Di Provinsi Kalimantan Barat, Indonesia, masyarakat desa Padang Tikar mengelola 76.000 hektar hutan mangroves. Dari bisnis berbasis agroforestri dan lebah madu, masyarakat desa menghasilkan keuntungan bulanan sekitar Rp 325 juta – sebuah contoh bagaimana akses legal terhadap pengelolaan hutan secara lestari dapat memberikan manfaat yang signifikan bagi masyarakat pedesaan. Kisah ini, yang diceritakan dalam buku Tosca Santoso tahun 2019 berjudul Lima Hutan, Satu Cerita, menggambarkan salah satu dari banyak cara masyarakat untuk dapat berkembang ketika diberi akses legal untuk mengelola hutan secara lestari.
Pertanian dan kehutanan berkontribusi signifikan terhadap pertumbuhan ekonomi Indonesia. Namun, banyak masyarakat yang bergantung pada hutan dan lahan pedesaan untuk mata pencaharian pertanian, termasuk banyak masyarakat adat, lebih miskin daripada angka rata-rata nasional. Di antara rumah tangga desa yang berada di dalam atau di sekitar hutan, 1,7 juta dari 9,2 juta tergolong berpenghasilan rendah, menurut data Kementerian Lingkungan Hidup dan Kehutanan (KLHK) tahun 2017. Di masa lalu, lahan hutan yang disediakan oleh pemerintah tidak terdistribusi secara merata antara sektor swasta dan masyarakat, yang mengakibatkan terbatasnya akses bagi rumah tangga desa, konflik penguasaan lahan, ketidakadilan sosial, dan kemiskinan.
Indonesia berupaya mengatasi hal tersebut pada tahun 2015. Dalam upaya menjamin ketersediaan lahan dan pengelolaan kawasan hutan bagi masyarakat lokal dan adat serta mewujudkan keadilan sosial dalam pemanfaatan kawasan hutan dan sumber daya hutan, pemerintah mencanangkan program perhutanan sosial, salah satu kebijakan pemerataan ekonomi yang dikeluarkan oleh Presiden Joko Widodo.
“Peraturan mengamanatkan program perhutanan sosial menjadi sistem pengelolaan hutan terpadu, yang dilaksanakan terutama oleh kelompok tani hutan dan masyarakat adat, dengan tujuan untuk mengurangi kemiskinan, meningkatkan kesejahteraan masyarakat, dan melindungi hutan dari degradasi dan konversi lahan,” ujar Bambang Supriyanto, Direktur Jenderal Perhutanan Sosial dan Kemitraan Lingkungan, Kementerian Lingkungan Hidup dan Kehutanan (KLHK). “Salah satu aspek penting yang perlu diingat adalah, kita tidak bisa berhenti hanya di distribusi akses pemanfaatan hutan.
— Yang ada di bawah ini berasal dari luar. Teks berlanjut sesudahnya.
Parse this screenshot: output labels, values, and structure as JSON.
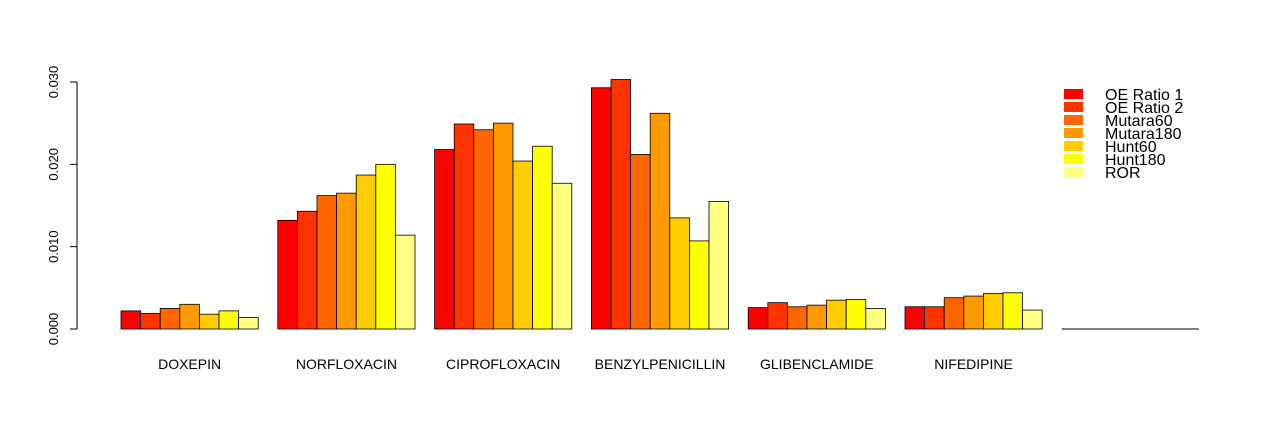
{
  "chart_data": {
    "type": "bar",
    "categories": [
      "DOXEPIN",
      "NORFLOXACIN",
      "CIPROFLOXACIN",
      "BENZYLPENICILLIN",
      "GLIBENCLAMIDE",
      "NIFEDIPINE"
    ],
    "series": [
      {
        "name": "OE Ratio 1",
        "color": "#ff0000",
        "values": [
          0.0022,
          0.0132,
          0.0218,
          0.0293,
          0.0026,
          0.0027
        ]
      },
      {
        "name": "OE Ratio 2",
        "color": "#ff3300",
        "values": [
          0.0019,
          0.0143,
          0.0249,
          0.0303,
          0.0032,
          0.0027
        ]
      },
      {
        "name": "Mutara60",
        "color": "#ff6600",
        "values": [
          0.0025,
          0.0162,
          0.0242,
          0.0212,
          0.0027,
          0.0038
        ]
      },
      {
        "name": "Mutara180",
        "color": "#ff9900",
        "values": [
          0.003,
          0.0165,
          0.025,
          0.0262,
          0.0029,
          0.004
        ]
      },
      {
        "name": "Hunt60",
        "color": "#ffcc00",
        "values": [
          0.0018,
          0.0187,
          0.0204,
          0.0135,
          0.0035,
          0.0043
        ]
      },
      {
        "name": "Hunt180",
        "color": "#ffff00",
        "values": [
          0.0022,
          0.02,
          0.0222,
          0.0107,
          0.0036,
          0.0044
        ]
      },
      {
        "name": "ROR",
        "color": "#ffff80",
        "values": [
          0.0014,
          0.0114,
          0.0177,
          0.0155,
          0.0025,
          0.0023
        ]
      }
    ],
    "ylim": [
      0,
      0.03
    ],
    "yticks": [
      "0.000",
      "0.010",
      "0.020",
      "0.030"
    ],
    "legend_position": "top-right",
    "grid": false
  }
}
Setelah izin dan akses diberikan, kita perlu memberdayakan dan memperkuat kapasitas masyarakat ini untuk mengelola hutan secara lestari. Dengan demikian, kita dapat mencapai tujuan perhutanan sosial, memastikan akses ini mengarah pada manfaat ekologi, ekonomi dan sosial.”